October 24, 2025

The Mamdani Moment

Robert Reich - The only upside to living through this dark time is it pushes us to rethink and perhaps totally remake things we once thought immutable.

Like the Democratic Party.

In case you hadn’t noticed, the current Democratic Party is dysfunctional if not dead.

Better dysfunctional than a fascist cult like the Trump Republican Party. But if there was ever a time when America needed a strong, vibrant Democratic Party, it’s now. And we don’t have one.

The brightest light in the Democratic Party is Zohran Mamdani, the 34-year-old member of the New York State Assembly who has a good chance of being elected the next mayor of New York City when New Yorkers go to the polls a week from Tuesday.

Mamdani is talking about what matters to most voters — the cost living. He says New York should be affordable to everyone.

He’s addressing the problems New Yorkers discuss over their kitchen tables.

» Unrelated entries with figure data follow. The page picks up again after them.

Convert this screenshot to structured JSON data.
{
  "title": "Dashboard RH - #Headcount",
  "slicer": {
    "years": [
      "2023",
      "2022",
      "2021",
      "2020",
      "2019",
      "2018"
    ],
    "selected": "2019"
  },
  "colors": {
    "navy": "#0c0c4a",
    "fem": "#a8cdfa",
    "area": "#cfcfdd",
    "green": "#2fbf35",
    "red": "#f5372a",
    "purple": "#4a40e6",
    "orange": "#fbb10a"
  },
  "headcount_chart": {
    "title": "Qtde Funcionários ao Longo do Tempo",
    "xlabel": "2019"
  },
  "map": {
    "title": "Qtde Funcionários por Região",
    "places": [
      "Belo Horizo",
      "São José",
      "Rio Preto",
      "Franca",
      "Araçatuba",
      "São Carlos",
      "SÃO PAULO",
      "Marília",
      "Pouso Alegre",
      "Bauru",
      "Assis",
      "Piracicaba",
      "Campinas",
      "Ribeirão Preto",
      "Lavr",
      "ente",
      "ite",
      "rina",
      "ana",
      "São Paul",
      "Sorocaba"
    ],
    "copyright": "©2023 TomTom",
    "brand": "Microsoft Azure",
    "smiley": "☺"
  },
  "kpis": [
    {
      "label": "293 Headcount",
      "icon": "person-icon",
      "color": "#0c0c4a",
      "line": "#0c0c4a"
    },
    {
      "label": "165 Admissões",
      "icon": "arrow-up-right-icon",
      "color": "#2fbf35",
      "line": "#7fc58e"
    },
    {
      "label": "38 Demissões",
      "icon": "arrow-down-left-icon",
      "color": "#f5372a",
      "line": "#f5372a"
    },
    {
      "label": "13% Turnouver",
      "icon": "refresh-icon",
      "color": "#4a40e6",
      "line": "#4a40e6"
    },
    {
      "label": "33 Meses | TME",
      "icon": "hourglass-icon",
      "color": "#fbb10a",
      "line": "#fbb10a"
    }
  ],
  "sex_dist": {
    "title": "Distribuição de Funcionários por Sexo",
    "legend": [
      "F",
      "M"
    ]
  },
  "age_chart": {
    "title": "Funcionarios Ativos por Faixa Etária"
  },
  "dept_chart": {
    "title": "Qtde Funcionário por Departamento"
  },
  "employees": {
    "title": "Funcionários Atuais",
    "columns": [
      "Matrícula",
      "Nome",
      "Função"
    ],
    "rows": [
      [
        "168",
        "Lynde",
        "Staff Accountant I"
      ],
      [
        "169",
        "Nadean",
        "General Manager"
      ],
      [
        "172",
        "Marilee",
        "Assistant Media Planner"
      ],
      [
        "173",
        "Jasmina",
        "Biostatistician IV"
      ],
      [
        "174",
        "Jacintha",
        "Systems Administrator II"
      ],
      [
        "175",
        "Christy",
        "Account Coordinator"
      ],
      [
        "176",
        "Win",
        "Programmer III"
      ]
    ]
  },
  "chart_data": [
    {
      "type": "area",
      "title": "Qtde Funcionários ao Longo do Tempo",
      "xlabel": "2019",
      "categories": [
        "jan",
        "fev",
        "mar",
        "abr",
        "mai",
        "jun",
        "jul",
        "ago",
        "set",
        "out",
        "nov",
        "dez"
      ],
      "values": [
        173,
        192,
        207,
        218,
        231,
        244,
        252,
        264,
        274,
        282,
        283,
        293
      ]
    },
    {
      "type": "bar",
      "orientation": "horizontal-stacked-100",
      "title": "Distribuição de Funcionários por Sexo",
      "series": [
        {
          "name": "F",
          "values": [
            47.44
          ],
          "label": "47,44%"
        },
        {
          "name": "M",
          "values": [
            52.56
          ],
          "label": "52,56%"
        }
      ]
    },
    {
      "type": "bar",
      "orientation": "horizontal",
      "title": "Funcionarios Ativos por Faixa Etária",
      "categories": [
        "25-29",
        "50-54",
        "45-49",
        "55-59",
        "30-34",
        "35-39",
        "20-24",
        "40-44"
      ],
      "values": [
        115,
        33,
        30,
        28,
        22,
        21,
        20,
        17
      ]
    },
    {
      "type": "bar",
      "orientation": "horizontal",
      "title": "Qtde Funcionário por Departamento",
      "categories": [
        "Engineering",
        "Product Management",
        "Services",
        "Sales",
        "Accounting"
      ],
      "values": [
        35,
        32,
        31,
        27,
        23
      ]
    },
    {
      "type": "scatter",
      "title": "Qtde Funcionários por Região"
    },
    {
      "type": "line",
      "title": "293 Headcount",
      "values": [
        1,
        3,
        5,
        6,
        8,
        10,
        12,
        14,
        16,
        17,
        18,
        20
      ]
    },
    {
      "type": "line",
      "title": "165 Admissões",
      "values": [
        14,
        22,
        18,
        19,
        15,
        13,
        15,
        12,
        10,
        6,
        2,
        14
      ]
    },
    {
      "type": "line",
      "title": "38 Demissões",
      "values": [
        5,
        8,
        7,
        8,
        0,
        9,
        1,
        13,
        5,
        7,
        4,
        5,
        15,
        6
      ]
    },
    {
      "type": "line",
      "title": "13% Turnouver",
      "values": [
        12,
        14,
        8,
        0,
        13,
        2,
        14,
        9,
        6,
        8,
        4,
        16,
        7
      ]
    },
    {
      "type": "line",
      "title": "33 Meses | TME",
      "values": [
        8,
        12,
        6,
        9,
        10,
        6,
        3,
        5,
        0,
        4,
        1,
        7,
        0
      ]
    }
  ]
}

He’s not debating “Trumpism” or “capitalism” or “Democratic socialism.” He’s not offering a typical Democratic “10-point plan” with refundable tax credits that no one understands.

He’s proposing a few easy-to-understand things — free buses, free childcare, a four-year rent freeze for some two million residents, and a $30 minimum wage. He’s aiming to do what Franklin D. Roosevelt did in the 1930s — fix it.

You may not agree with all his proposals (I don’t) but they’re understandable. And if they don’t work, I expect that, like FDR, he’ll try something else.

The clincher for me is he’s inspiring a new generation of young people. He’s got them excited about politics. (My seventeen-year-old granddaughter is spending her weekends knocking on doors for him, as are her friends.)